Nous nous apprêtons à publier, la semaine prochaine, un dossier sur les prix en hausse effrénée au Congo. Nous sommes à la croisée de mondes avec le risque d’une instabilité permanente. La guerre entre la Russie et l’Ukraine est porteuse d’un chambardement mondial potentiel dont personne ne peut prédire les contours. Au-delà même des liens historiques qui lient le Congo à ces deux pays ex-soviétiques, un autre lien fort, économique, les attache.
Ce qui subsiste au Congo de l’attachement idéologique d’hier s’est mué en une sympathie plus ou moins éthérée, qui jette une manière d’embarras sur les choix clairs à opérer. Le Congo n’a pas soutenu clairement l’invasion de l’Ukraine par la Russie, mais il ne l’a condamnée que du bout des lèvres. De sorte que, pour l’Histoire, il ne sera pas rangé dans le camp des pourfendeurs impénitents ou des indécrottables attachés aux amis d’enfance.
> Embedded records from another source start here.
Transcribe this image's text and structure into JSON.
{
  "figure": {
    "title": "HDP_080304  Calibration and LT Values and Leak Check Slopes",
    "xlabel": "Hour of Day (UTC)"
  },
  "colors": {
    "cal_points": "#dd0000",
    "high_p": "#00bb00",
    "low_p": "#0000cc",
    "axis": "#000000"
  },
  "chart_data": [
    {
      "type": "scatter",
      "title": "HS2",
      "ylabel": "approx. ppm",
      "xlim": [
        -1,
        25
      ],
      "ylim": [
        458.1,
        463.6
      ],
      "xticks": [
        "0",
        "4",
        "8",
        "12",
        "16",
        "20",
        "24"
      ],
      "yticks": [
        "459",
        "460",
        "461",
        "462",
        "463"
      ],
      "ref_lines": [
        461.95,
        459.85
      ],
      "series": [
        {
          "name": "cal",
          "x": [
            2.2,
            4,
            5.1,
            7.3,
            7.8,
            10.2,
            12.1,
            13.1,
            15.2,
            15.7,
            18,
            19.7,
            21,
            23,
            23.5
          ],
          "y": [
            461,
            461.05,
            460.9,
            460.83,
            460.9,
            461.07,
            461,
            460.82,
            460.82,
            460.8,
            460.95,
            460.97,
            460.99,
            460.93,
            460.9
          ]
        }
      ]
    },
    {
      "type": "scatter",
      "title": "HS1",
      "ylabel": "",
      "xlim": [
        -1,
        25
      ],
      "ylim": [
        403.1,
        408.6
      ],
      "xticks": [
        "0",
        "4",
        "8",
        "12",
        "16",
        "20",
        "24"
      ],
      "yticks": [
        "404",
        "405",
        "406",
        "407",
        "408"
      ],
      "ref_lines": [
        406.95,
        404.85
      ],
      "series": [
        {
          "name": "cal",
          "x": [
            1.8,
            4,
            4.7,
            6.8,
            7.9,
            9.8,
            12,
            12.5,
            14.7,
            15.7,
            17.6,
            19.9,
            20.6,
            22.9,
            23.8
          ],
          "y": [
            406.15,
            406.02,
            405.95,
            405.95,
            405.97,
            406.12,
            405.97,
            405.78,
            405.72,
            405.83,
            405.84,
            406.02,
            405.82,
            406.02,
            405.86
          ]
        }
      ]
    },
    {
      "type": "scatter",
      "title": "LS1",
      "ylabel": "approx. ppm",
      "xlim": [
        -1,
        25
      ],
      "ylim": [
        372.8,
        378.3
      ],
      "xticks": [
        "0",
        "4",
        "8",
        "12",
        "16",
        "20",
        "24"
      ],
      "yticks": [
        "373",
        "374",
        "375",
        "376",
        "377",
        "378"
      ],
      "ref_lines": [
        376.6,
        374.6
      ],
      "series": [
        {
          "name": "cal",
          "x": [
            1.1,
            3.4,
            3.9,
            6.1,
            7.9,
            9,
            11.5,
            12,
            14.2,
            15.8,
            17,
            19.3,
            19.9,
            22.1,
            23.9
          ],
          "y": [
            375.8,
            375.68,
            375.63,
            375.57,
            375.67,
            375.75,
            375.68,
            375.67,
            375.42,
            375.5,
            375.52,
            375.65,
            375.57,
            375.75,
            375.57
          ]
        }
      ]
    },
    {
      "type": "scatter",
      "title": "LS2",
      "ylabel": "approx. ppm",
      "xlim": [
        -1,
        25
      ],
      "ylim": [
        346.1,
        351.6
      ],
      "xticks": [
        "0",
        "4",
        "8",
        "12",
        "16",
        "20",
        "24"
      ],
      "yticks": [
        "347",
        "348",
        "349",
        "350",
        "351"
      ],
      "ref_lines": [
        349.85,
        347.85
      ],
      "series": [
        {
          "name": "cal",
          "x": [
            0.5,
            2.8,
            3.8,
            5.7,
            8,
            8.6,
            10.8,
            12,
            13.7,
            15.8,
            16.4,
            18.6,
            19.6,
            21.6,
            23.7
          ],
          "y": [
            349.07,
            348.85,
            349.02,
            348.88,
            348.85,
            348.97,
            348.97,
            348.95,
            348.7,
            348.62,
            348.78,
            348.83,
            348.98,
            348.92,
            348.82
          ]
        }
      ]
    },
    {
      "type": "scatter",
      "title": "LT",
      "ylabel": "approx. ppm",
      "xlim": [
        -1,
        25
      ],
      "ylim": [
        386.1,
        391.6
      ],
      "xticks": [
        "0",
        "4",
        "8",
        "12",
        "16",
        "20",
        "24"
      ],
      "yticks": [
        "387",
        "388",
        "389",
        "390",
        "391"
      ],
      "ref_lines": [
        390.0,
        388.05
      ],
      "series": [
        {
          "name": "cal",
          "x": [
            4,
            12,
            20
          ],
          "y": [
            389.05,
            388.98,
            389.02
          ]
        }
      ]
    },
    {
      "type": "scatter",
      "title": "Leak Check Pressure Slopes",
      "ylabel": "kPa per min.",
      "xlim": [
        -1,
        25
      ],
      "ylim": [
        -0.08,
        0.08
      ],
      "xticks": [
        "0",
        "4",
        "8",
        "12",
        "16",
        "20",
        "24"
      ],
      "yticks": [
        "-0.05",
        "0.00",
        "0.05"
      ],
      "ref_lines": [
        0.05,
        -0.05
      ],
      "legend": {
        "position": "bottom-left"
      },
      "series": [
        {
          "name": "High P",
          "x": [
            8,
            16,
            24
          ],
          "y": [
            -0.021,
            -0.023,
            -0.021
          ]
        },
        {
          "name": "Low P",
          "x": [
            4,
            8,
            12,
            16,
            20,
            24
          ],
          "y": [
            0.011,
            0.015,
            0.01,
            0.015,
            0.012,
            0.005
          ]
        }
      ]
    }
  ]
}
Mais la réalité du panier de la ménagère tend à nous rattraper. Le Gouvernement a réagi et mis en place une cellule de veille pour chercher à maîtriser les prix des denrées de première nécessité. Emblématique, le prix du bidon d’huile de 25 litres a troué le plafond, passant du simple au double. Or, l’huile au Congo, c’est le beignet, le premier plat du petit déjeuner de la famille typique.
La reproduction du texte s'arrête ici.